Furthermore, several studies have shown an increased incidence of p53 nuclear accumulation

in liver metastases in comparison to the primary tumor, hypothesizing a role for p53 in CRC liver metastatization. In particular, the presence of ≥ 3 liver metastases identified a subset of patients with a very poor prognosis mainly when associated to p53 mutations [17]. A number of studies have also shown that tumors that do not express detectable levels of Bcl-2, but which exhibited nuclear accumulation of p53, were associated with the shortest patient survival, while Bcl-2-positive and p53-negative tumors had the best prognosis [12, 17]. Studies conducted at our Institute

showed that p53 positivity combined with Bcl-2 negativity and elevated Ki-67 score correlated with advanced tumor stage, poorly differentiated Cyclosporin A ic50 tumors and increased probability of selleck chemicals relapse. Also elevated survivin expression levels in primary CRC are related to decreased survival [14, 15]. In resected liver tumors, altered expression of survivin, p53, Ki-67 and, more recently, KRAS mutations, have been shown to be independently predictive of hepatic recurrence and poor survival [13, 16, 18]. It is recently reported that defective mismatch repair predicts resistance to 5-fluorouracil (5FU) and KRAS mutation resistance to anti-EGFR antibody therapy [19]. Nevertheless, no predictive markers of RE efficacy in mCRC have been identified Selleckchem NSC 683864 Suplatast tosilate up to now.

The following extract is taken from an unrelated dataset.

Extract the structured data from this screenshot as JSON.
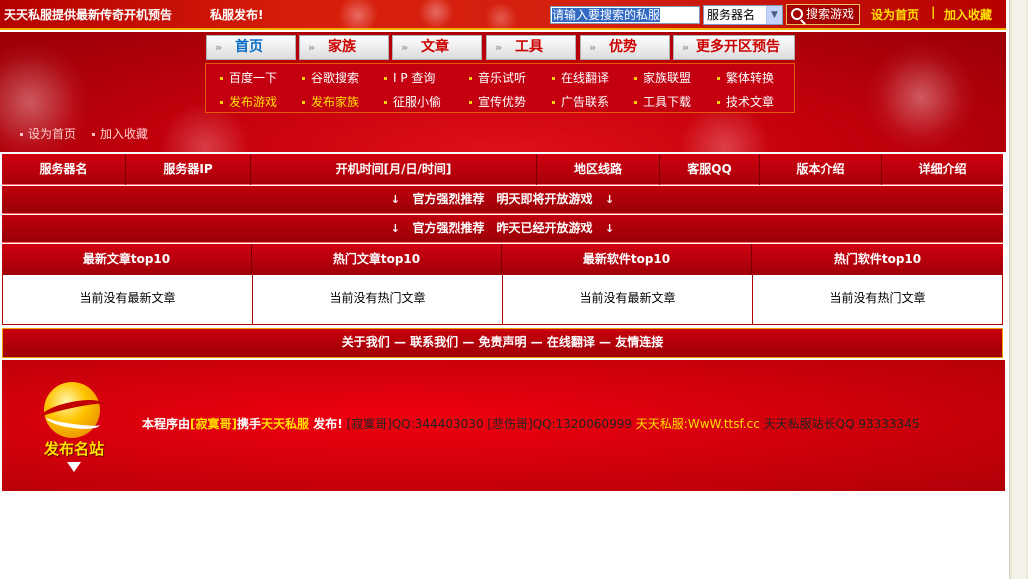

In terms of the predictive response to radiotherapy, several studies have linked epidermal growth factor receptor (EGFR) and vascular endothelial

growth factor (VEGF) expression to a lack of response to pre-operative radiotherapy in locally advanced rectal cancer [19–21]. Neither p53, Ki-67 and survivin expression appear to be correlated to pre-operative chemo-radiotherapy response and prognosis in locally advanced rectal cancer [22, 23]. To date, however, no study has evaluated the predictive value of molecular markers on radiosensitivity of CRC liver metastasis. In this context, our findings, although in a very limited number of patients, may be clinically relevant. The rapid changes of biomarkers observed in our series post-90Y-RE may be due to clonal selection or to epigenetic changes, not previously recorded in this context. Such mechanisms are usually discussed in the context of cell adaption to chemotherapy and evolving resistance. Radio-sensitivity of colorectal cancer cells may be determined by p53 mutation [23, 24], whereas there is no evidence that chemotherapy per se cause changes in the cellular expression of p53 [25]. This is the first time that we have recorded a down-staging in p53 protein expression after 90Y-RE.